Human Resources News & Insights

ADA accommodation? But we haven’t even hired her yet

This is a federal employment law pill some employers have a tough time swallowing.

The ADA covers more than just current employees. Its protections also extend to probationary employees, new hires and job applicants — yes, even applicants.

The case of Laura Jones is a prime example of just how expansive the ADA’s worker protections are.

Jones applied for an evening sales associate job at a Walmart store in Cockeysville, MD. She was offered a job contingent upon her passing a urinalysis screening for illegal drugs.

The problem was Jones couldn’t produce a urine sample because she has end-stage renal disease. So she requested that she be allowed to take an alternative drug test — like a blood test.

But Walmart refused to order an alternative drug test and denied Jones employment for failing to complete the urinalysis test within 24 hours.

Jones then took her case to the EEOC, which sued on her behalf, claiming Walmart discriminated against her on the basis of her disability.

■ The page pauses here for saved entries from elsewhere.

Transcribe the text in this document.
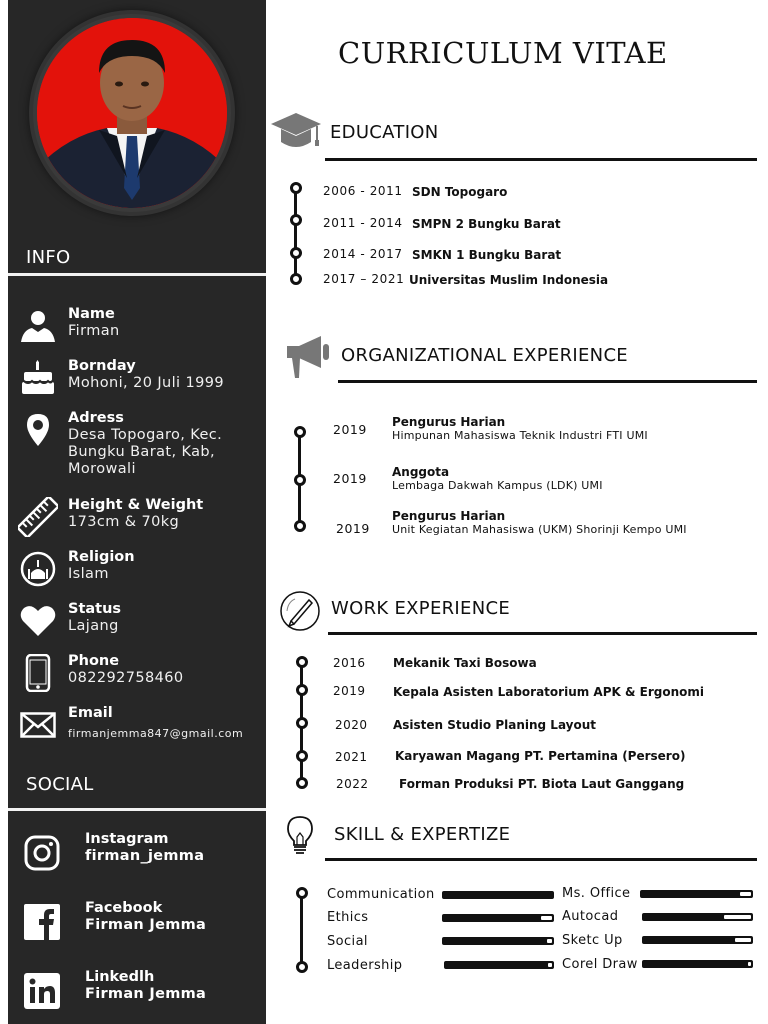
INFO
Name
Firman
Bornday
Mohoni, 20 Juli 1999
Adress
Desa Topogaro, Kec. Bungku Barat, Kab, Morowali
Height & Weight
173cm & 70kg
Religion
Islam
Status
Lajang
Phone
082292758460
Email
firmanjemma847@gmail.com
SOCIAL
Instagram
firman_jemma
Facebook
Firman Jemma
Linkedlh
Firman Jemma
CURRICULUM VITAE
EDUCATION
2006 - 2011 SDN Topogaro
2011 - 2014 SMPN 2 Bungku Barat
2014 - 2017 SMKN 1 Bungku Barat
2017 – 2021 Universitas Muslim Indonesia
ORGANIZATIONAL EXPERIENCE
2019 Pengurus Harian
Himpunan Mahasiswa Teknik Industri FTI UMI
2019 Anggota
Lembaga Dakwah Kampus (LDK) UMI
2019
Pengurus Harian
Unit Kegiatan Mahasiswa (UKM) Shorinji Kempo UMI
WORK EXPERIENCE
2016 Mekanik Taxi Bosowa
2019 Kepala Asisten Laboratorium APK & Ergonomi
2020 Asisten Studio Planing Layout
2021 Karyawan Magang PT. Pertamina (Persero)
2022	Forman Produksi PT. Biota Laut Ganggang
SKILL & EXPERTIZE
Communication
Ethics
Social
Leadership
Ms. Office
Autocad
Sketc Up
Corel Draw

The EEOC claimed that Walmart failed to explore reasonable accommodations — like a blood test — that would’ve allowed Jones to complete the drug screening portion of the hiring process.

Failing to explore whether or not providing such accommodations to help disabled individuals perform essential duties amounts to disability discrimination under the ADA. The EEOC has been pushing this message for a while now.

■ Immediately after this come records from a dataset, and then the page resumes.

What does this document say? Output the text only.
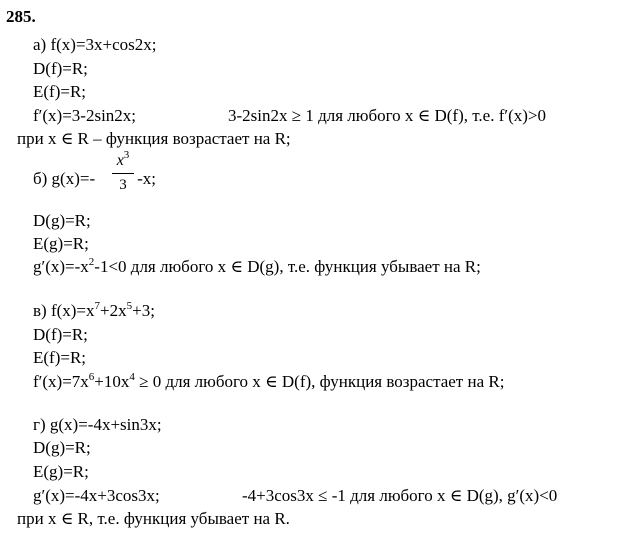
285.
а) f(x)=3x+cos2x;
D(f)=R;
E(f)=R;
f′(x)=3-2sin2x;	3-2sin2x ≥ 1 для любого x ∈ D(f), т.е. f′(x)>0
при x ∈ R – функция возрастает на R;
б) g(x)=- -x;
$x^3$
3
D(g)=R;
E(g)=R;
$g'(x)=-x^2-1<0$ для любого x ∈ D(g), т.е. функция убывает на R;
в) $f(x)=x^7+2x^5+3$;
D(f)=R;
E(f)=R;
$f'(x)=7x^6+10x^4 \ge 0$ для любого x ∈ D(f), функция возрастает на R;
г) g(x)=-4x+sin3x;
D(g)=R;
E(g)=R;
g′(x)=-4x+3cos3x;	-4+3cos3x ≤ -1 для любого x ∈ D(g), g′(x)<0
при x ∈ R, т.е. функция убывает на R.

EEOC Regional Attorney Debra M. Lawrence had this to say in an EEOC release about Jones’ case:

 This is the fourth EEOC lawsuit alleging the employer failed to provide a reasonable accommodation and refused to hire a qualified applicant when the solution-to provide a blood drug test during the drug screening process-was simple. We are pleased that Wal-Mart East is providing targeted training and disseminating a memorandum on its drug screen policy, and hope that this settlement encourages all employers to review their hiring and post-offer drug screening procedures to ensure that qualified applicants are provided with needed reasonable accommodations.

As you can guess from that statement, Walmart decided to settle the case. As part of the settlement, it’s handing over $72,500 in monetary relief to Jones and revising its drug screening form to inform applicants that alternative drug screens will be available to applicants whose physical conditions prevent them from producing urine samples.

The fact that this case didn’t make it to trial is inconsequential. The lawsuit itself shows that the EEOC will apply the ADA’s protections to individuals regardless of their employment status.

EEOC: Probationary employee discriminated against

Another resent EEOC lawsuit that HR Morning broke down a few weeks ago proves the point even further.

In that case, the agency sued pipe fittings manufacturer EZEFLOW on behalf of Adam Brant, a former U.S. Marine who began suffering from post-traumatic stress disorder (PTSD) during his 90-day probationary period with the company.

Due to his PTSD, Brant’s doctor recommended he take six weeks off from work. Brant then requested unpaid medical leave, but EZEFLOW denied his request. It said he wasn’t yet qualified for medical leave because he was still a probationary employee.

The EEOC’s comments on Brant’s case:

The ADA also requires employers to provide a reasonable accommodation, including granting unpaid medical leave, to an employee with a disability unless the company can show it would be an undue hardship to do so.

Just like Walmart, EZEFLOW decided to avoid further legal wrestling and settled the suit for $65,000.

Bottom line: The best way to stay out of a costly legal predicament is to engage in the interactive process to explore the possibility of providing reasonable accommodations to applicants, new hires, probationary employees and current staffers when a disability interferes with their abilities to perform an essential function of their jobs or the hiring process.